Alice: Ça n’a pas été facile de retrouver mon rôle de fille. Mais ça va beaucoup mieux. Maintenant, j’ai encore peur de rester seule le soir, j’ai encore peur du noir mais ça va beaucoup mieux. C’est peut-être une manière de redevenir la fille et non plus la mère.
Raymonde: Pour moi, c’était plus facile de redevenir la mère mais c’est vrai que Alice a plus longtemps cherché ses marques. Je pense qu’il faut compter avec le temps.
Alice: Par exemple, au début, de temps en temps, j’avais encore besoin de contrôler si dans sa bouteille il n’y avait vraiment plus que du coca. Ou bien, j’étais encore un peu inquiète quand je la voyais fatiguée ou tendue mais maintenant, deux ans après sa sortie de la Villa Flora, j’ai confiance et je n’ai plus ce souci.
Raymonde: Maintenant, je suis en paix avec mon passé. Je ne me sens plus obligée de ne pas boire, je choisis de rester sobre. Et ça fait toute la différence. Je vis 24 heures à la fois. Je peux presque dire que j’aime la vie. J’essaie de positiver. Je prends tout ce qui m’est donné. J’essaie de bien faire ce que je fais, d’offrir mon sourire, d’accueillir les gens que je rencontre dans mon travail.

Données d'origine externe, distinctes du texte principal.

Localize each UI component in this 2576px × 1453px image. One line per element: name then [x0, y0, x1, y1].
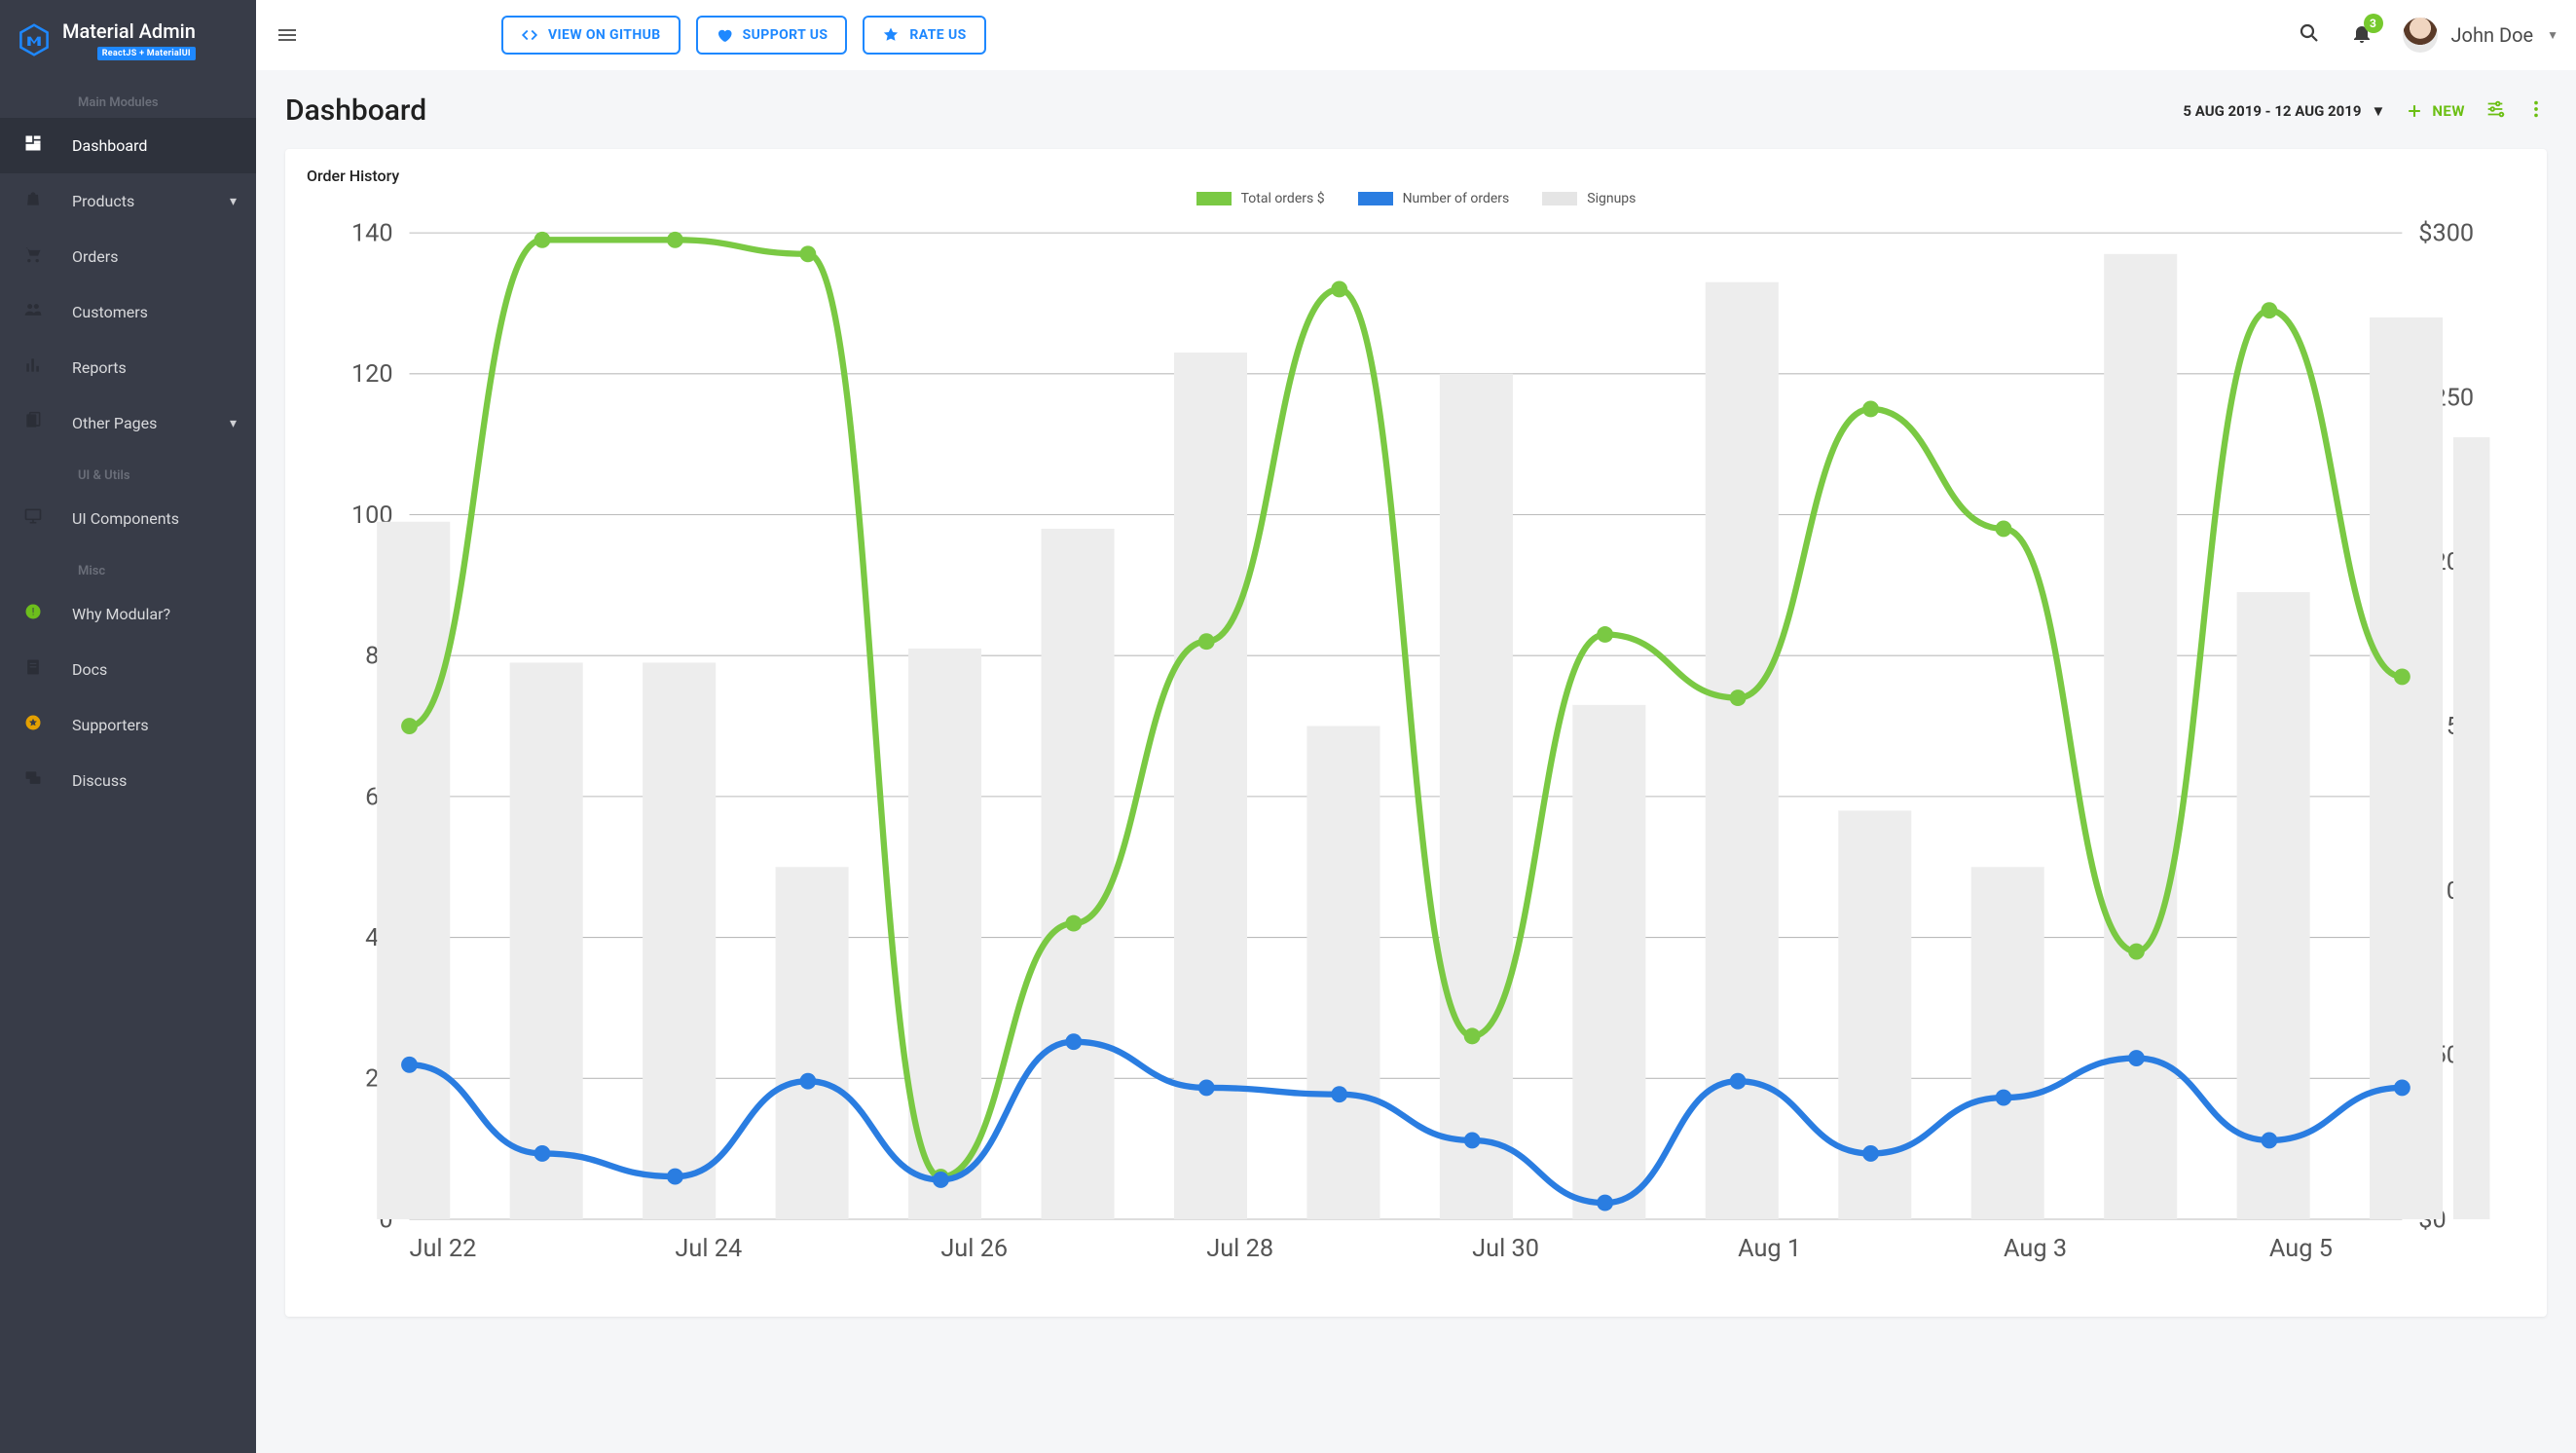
sidebar-item-customers[interactable]: Customers: [0, 284, 256, 340]
chat-icon: [21, 768, 45, 793]
avatar: [2403, 18, 2438, 53]
rate-button[interactable]: RATE US: [863, 16, 985, 55]
people-icon: [21, 300, 45, 324]
chart-icon: [21, 355, 45, 380]
order-history-chart: 020406080100120140$0$50$100$150$200$250$…: [307, 212, 2525, 1301]
svg-text:!: !: [32, 607, 35, 617]
svg-text:Jul 24: Jul 24: [675, 1235, 742, 1263]
svg-text:Jul 30: Jul 30: [1472, 1235, 1539, 1263]
sidebar-item-label: Customers: [72, 303, 148, 321]
svg-text:Jul 26: Jul 26: [940, 1235, 1008, 1263]
sidebar-item-dashboard[interactable]: Dashboard: [0, 118, 256, 173]
sidebar-section-misc: Misc: [0, 546, 256, 586]
search-icon: [2298, 21, 2321, 45]
date-range-picker[interactable]: 5 AUG 2019 - 12 AUG 2019 ▼: [2183, 102, 2385, 120]
legend-signups[interactable]: Signups: [1542, 191, 1636, 206]
brand-badge: ReactJS + MaterialUI: [97, 47, 196, 60]
sidebar-item-label: UI Components: [72, 509, 179, 528]
tune-button[interactable]: [2484, 98, 2506, 124]
chevron-down-icon: ▾: [230, 416, 237, 431]
user-menu[interactable]: John Doe ▼: [2403, 18, 2559, 53]
heart-icon: [716, 26, 733, 44]
sidebar-item-label: Why Modular?: [72, 605, 170, 623]
svg-text:Jul 28: Jul 28: [1206, 1235, 1273, 1263]
svg-text:140: 140: [351, 220, 393, 248]
plus-icon: [2405, 101, 2424, 121]
sidebar-item-why-modular[interactable]: ! Why Modular?: [0, 586, 256, 642]
sidebar-item-orders[interactable]: Orders: [0, 229, 256, 284]
notification-badge: 3: [2364, 14, 2383, 33]
cart-icon: [21, 244, 45, 269]
chevron-down-icon: ▾: [230, 194, 237, 209]
notifications-button[interactable]: 3: [2350, 21, 2374, 49]
user-name: John Doe: [2451, 23, 2534, 47]
sidebar-item-label: Supporters: [72, 716, 149, 734]
sidebar-item-label: Dashboard: [72, 136, 147, 155]
sidebar-item-label: Orders: [72, 247, 118, 266]
svg-text:Aug 1: Aug 1: [1738, 1235, 1801, 1263]
gear-badge-icon: !: [21, 602, 45, 626]
brand-logo-icon: [18, 23, 51, 56]
brand-title: Material Admin: [62, 19, 196, 43]
sidebar-item-products[interactable]: Products ▾: [0, 173, 256, 229]
date-range-label: 5 AUG 2019 - 12 AUG 2019: [2183, 102, 2361, 120]
support-button[interactable]: SUPPORT US: [696, 16, 848, 55]
bag-icon: [21, 189, 45, 213]
new-button[interactable]: NEW: [2405, 101, 2465, 121]
hamburger-icon: [276, 23, 299, 47]
svg-text:120: 120: [351, 360, 393, 389]
star-icon: [882, 26, 900, 44]
sidebar-section-main: Main Modules: [0, 78, 256, 118]
menu-toggle-button[interactable]: [266, 14, 309, 56]
svg-text:Jul 22: Jul 22: [410, 1235, 477, 1263]
sidebar-item-other-pages[interactable]: Other Pages ▾: [0, 395, 256, 451]
search-button[interactable]: [2298, 21, 2321, 49]
card-title: Order History: [307, 167, 2525, 185]
svg-text:Aug 3: Aug 3: [2004, 1235, 2067, 1263]
topbar: VIEW ON GITHUB SUPPORT US RATE US 3: [256, 0, 2576, 70]
code-icon: [521, 26, 538, 44]
more-vert-icon: [2525, 98, 2547, 120]
svg-text:Aug 5: Aug 5: [2269, 1235, 2333, 1263]
legend-total-orders[interactable]: Total orders $: [1196, 191, 1325, 206]
sidebar-item-label: Products: [72, 192, 134, 210]
sidebar-item-ui-components[interactable]: UI Components: [0, 491, 256, 546]
page-title: Dashboard: [285, 93, 426, 128]
order-history-card: Order History Total orders $ Number of o…: [285, 149, 2547, 1317]
legend-num-orders[interactable]: Number of orders: [1358, 191, 1510, 206]
rate-button-label: RATE US: [909, 27, 966, 43]
svg-text:$300: $300: [2418, 220, 2474, 248]
github-button[interactable]: VIEW ON GITHUB: [501, 16, 681, 55]
support-button-label: SUPPORT US: [743, 27, 828, 43]
caret-down-icon: ▼: [2547, 28, 2558, 42]
sidebar-item-docs[interactable]: Docs: [0, 642, 256, 697]
sidebar-item-label: Reports: [72, 358, 127, 377]
caret-down-icon: ▼: [2371, 102, 2385, 120]
brand[interactable]: Material Admin ReactJS + MaterialUI: [0, 0, 256, 78]
new-button-label: NEW: [2432, 102, 2465, 120]
sidebar-item-label: Docs: [72, 660, 107, 679]
sidebar-section-ui: UI & Utils: [0, 451, 256, 491]
more-button[interactable]: [2525, 98, 2547, 124]
sidebar-item-label: Other Pages: [72, 414, 157, 432]
github-button-label: VIEW ON GITHUB: [548, 27, 661, 43]
monitor-icon: [21, 506, 45, 531]
sidebar: Material Admin ReactJS + MaterialUI Main…: [0, 0, 256, 1453]
pages-icon: [21, 411, 45, 435]
sidebar-item-label: Discuss: [72, 771, 127, 790]
star-circle-icon: [21, 713, 45, 737]
doc-icon: [21, 657, 45, 682]
sliders-icon: [2484, 98, 2506, 120]
sidebar-item-discuss[interactable]: Discuss: [0, 753, 256, 808]
sidebar-item-supporters[interactable]: Supporters: [0, 697, 256, 753]
chart-legend: Total orders $ Number of orders Signups: [307, 191, 2525, 206]
sidebar-item-reports[interactable]: Reports: [0, 340, 256, 395]
dashboard-icon: [21, 133, 45, 158]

Comme je travaille dans un café, je côtoie toute la journée des gens alcoolisés ou dépendants. Je ne les juge pas. J’essaie d’accepter les autres comme ils sont. J’ai beaucoup plus d’estime de moi. J’essaie d’être tolérante et si quelqu’un est agressif avec moi, je n’en fais pas une affaire personnelle, je pense que cette personne doit avoir un problème pour se comporter ainsi. La Villa Flora m’a rendu la vie. Bien sûr, le traitement est contraignant, intensif mais efficace. Je me sens bien. J’accepte ma vie comme elle est.
Alice: Il y a un vrai dialogue entre nous. Nous ne sommes pas toujours d’accord…
Raymonde: … Non, mais on peut en discuter. On se dit également qu’on s’aime.
Les prénoms des témoignages sont fictifs.